The studies carried out by these professionals revealed that the causes of the conflict were not due to external influence or the pure and simple ambition of a single man. But the result of a series of factors related to the formation as nation-states of the countries involved and the geopolitical and economic processes of the region, resulting from the historical, political and geographical inheritance of two different cultures: Portuguese and Spanish. Historian Francisco Doratioto concisely presented this new view of the causes of the conflict:

"The Paraguayan War was the result of the Platine basin contradictions, with the ultimate reason being the consolidation of nation states in the region. These contradictions crystallized around the Uruguayan Civil War, which began with the support of the Argentine government to the insurgents, in which Brazil intervened and Paraguay as well.

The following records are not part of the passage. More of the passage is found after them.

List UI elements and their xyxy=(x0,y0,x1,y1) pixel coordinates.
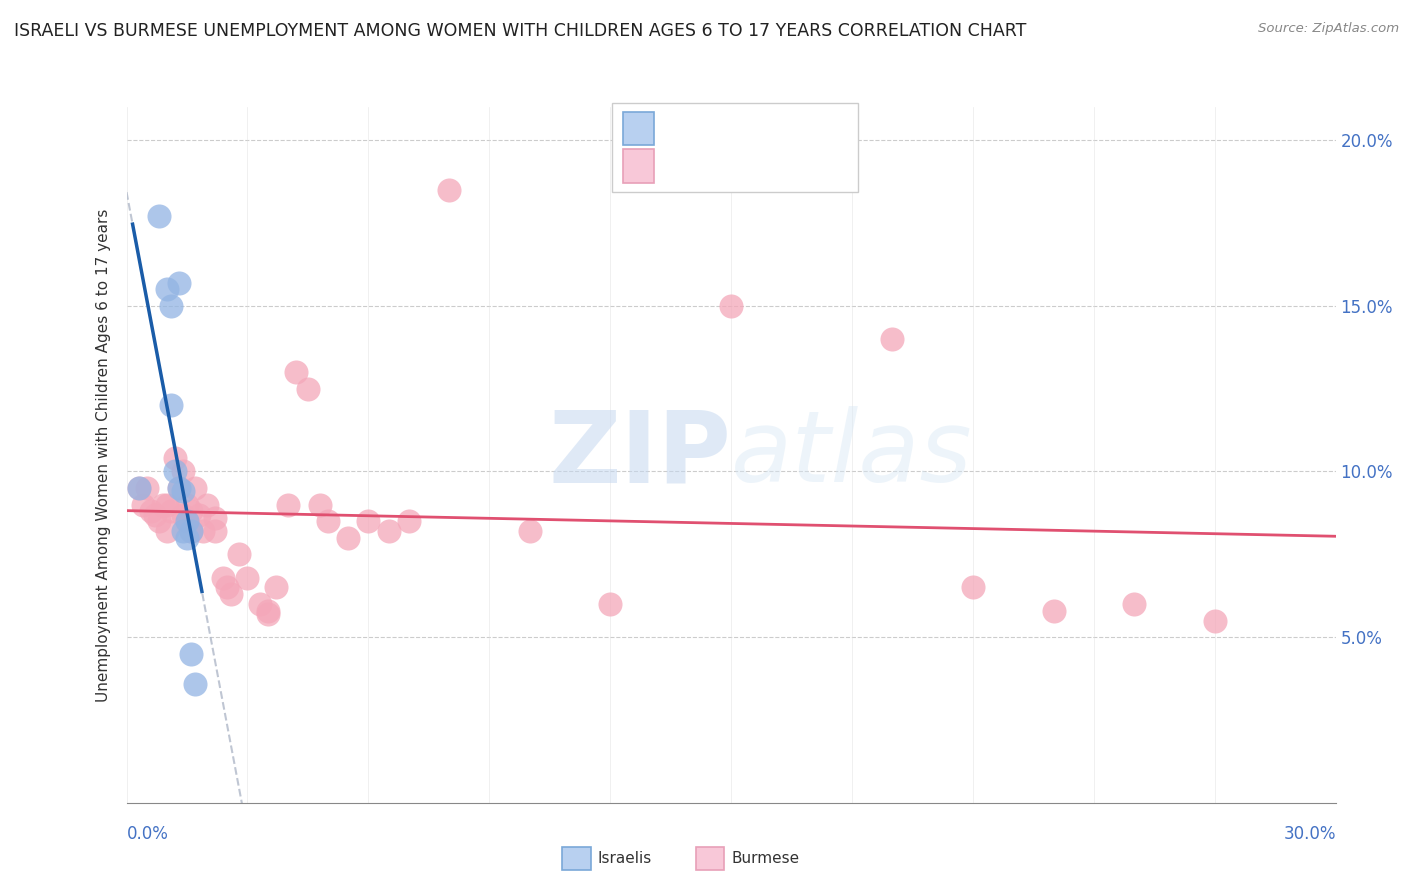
Point xyxy=(398,514,420,528)
Point xyxy=(720,299,742,313)
Point xyxy=(176,514,198,528)
Point xyxy=(131,498,153,512)
Point xyxy=(519,524,541,538)
Point xyxy=(180,524,202,538)
Point xyxy=(228,547,250,561)
Point xyxy=(377,524,399,538)
Point xyxy=(212,570,235,584)
Point xyxy=(180,524,202,538)
Text: atlas: atlas xyxy=(731,407,973,503)
Point xyxy=(249,597,271,611)
Point xyxy=(188,508,211,522)
Point xyxy=(277,498,299,512)
Point xyxy=(195,498,218,512)
Point xyxy=(167,276,190,290)
Point xyxy=(167,481,190,495)
Point xyxy=(160,504,183,518)
Text: ZIP: ZIP xyxy=(548,407,731,503)
Y-axis label: Unemployment Among Women with Children Ages 6 to 17 years: Unemployment Among Women with Children A… xyxy=(96,208,111,702)
Text: Source: ZipAtlas.com: Source: ZipAtlas.com xyxy=(1258,22,1399,36)
Point xyxy=(167,481,190,495)
Point xyxy=(180,504,202,518)
Point xyxy=(143,508,166,522)
Point xyxy=(148,210,170,224)
Point xyxy=(1123,597,1146,611)
Point xyxy=(357,514,380,528)
Point xyxy=(221,587,243,601)
Point xyxy=(176,498,198,512)
Text: Burmese: Burmese xyxy=(731,851,799,865)
Point xyxy=(316,514,339,528)
Point xyxy=(156,524,179,538)
Point xyxy=(191,524,214,538)
Text: 0.0%: 0.0% xyxy=(127,825,169,843)
Point xyxy=(180,647,202,661)
Point xyxy=(172,484,194,499)
Point xyxy=(176,514,198,528)
Point xyxy=(160,398,183,412)
Point xyxy=(309,498,332,512)
Point xyxy=(184,676,207,690)
Point xyxy=(962,581,984,595)
Point xyxy=(163,451,186,466)
Point xyxy=(256,604,278,618)
Text: ISRAELI VS BURMESE UNEMPLOYMENT AMONG WOMEN WITH CHILDREN AGES 6 TO 17 YEARS COR: ISRAELI VS BURMESE UNEMPLOYMENT AMONG WO… xyxy=(14,22,1026,40)
Point xyxy=(204,511,226,525)
Point xyxy=(128,481,150,495)
Point xyxy=(139,504,162,518)
Text: R = -0.016   N = 51: R = -0.016 N = 51 xyxy=(662,156,825,174)
Point xyxy=(1042,604,1064,618)
Point xyxy=(256,607,278,621)
Point xyxy=(156,498,179,512)
Text: R =  0.302   N = 15: R = 0.302 N = 15 xyxy=(662,119,825,136)
Point xyxy=(156,282,179,296)
Point xyxy=(172,508,194,522)
Text: Israelis: Israelis xyxy=(598,851,652,865)
Point xyxy=(236,570,259,584)
Point xyxy=(882,332,904,346)
Point xyxy=(337,531,360,545)
Point xyxy=(152,498,174,512)
Point xyxy=(172,524,194,538)
Text: 30.0%: 30.0% xyxy=(1284,825,1336,843)
Point xyxy=(284,365,307,379)
Point xyxy=(163,465,186,479)
Point xyxy=(599,597,621,611)
Point xyxy=(135,481,157,495)
Point xyxy=(172,465,194,479)
Point xyxy=(184,481,207,495)
Point xyxy=(437,183,460,197)
Point xyxy=(264,581,287,595)
Point xyxy=(176,531,198,545)
Point xyxy=(297,382,319,396)
Point xyxy=(148,514,170,528)
Point xyxy=(204,524,226,538)
Point xyxy=(217,581,239,595)
Point xyxy=(160,299,183,313)
Point xyxy=(1204,614,1226,628)
Point xyxy=(128,481,150,495)
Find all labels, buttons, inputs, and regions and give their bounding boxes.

However, this does not mean that the conflict was the only way out of the difficult regional situation. War was one of the possible options, which ended up materializing, since it was in the interest of all the States involved. Its rulers, based on partial or false information about the Platine context and the potential enemy, foresaw a quick conflict, in which their objectives would be achieved at the lowest expense possible. Here there are no "bad guys" or "good guys", as childish revisionism wants, but interests. The war was seen from different perspectives: for Solano López it was the opportunity to place his country as a regional power and gain access to the sea through the port of Montevideo, thanks to the alliance with the Uruguayan blancos and the Argentine federalists, represented by Urquiza; for Bartolomé Mitre, it was the way to consolidate the centralized Argentine state, eliminating external support to the federalists, provided by the blancos and Solano López; for the blancos, Paraguayan military support against Argentines and Brazilians would make it possible to prevent their two neighbors from continuing to intervene in Uruguay; For the Empire, the war against Paraguay was neither expected nor desired, but once it started, it was thought that the Brazilian victory would be quick and would put an end to the border dispute between the two countries and the threats to free navigation, and would allow Solano López to be deposed".

"Of the errors in analysis by the statesmen involved in these events, the one that had the greatest consequences was that of Solano López, as his country was materially devastated at the end of the war. And, remember, he was the aggressor, initiating the war against Brazil and, later, with Argentina".

The most detailed analysis, at least in the English language, is Thomas L. Whigham's The Paraguayan War: Causes and Early Conduct (2nd ed., 2018), available as open access. Professor Whigham was not only interested in why the war started, but why it continued so long. This he described in his sequel book The Road to Armageddon: Paraguay versus the Triple Alliance, 1866–70, also open access.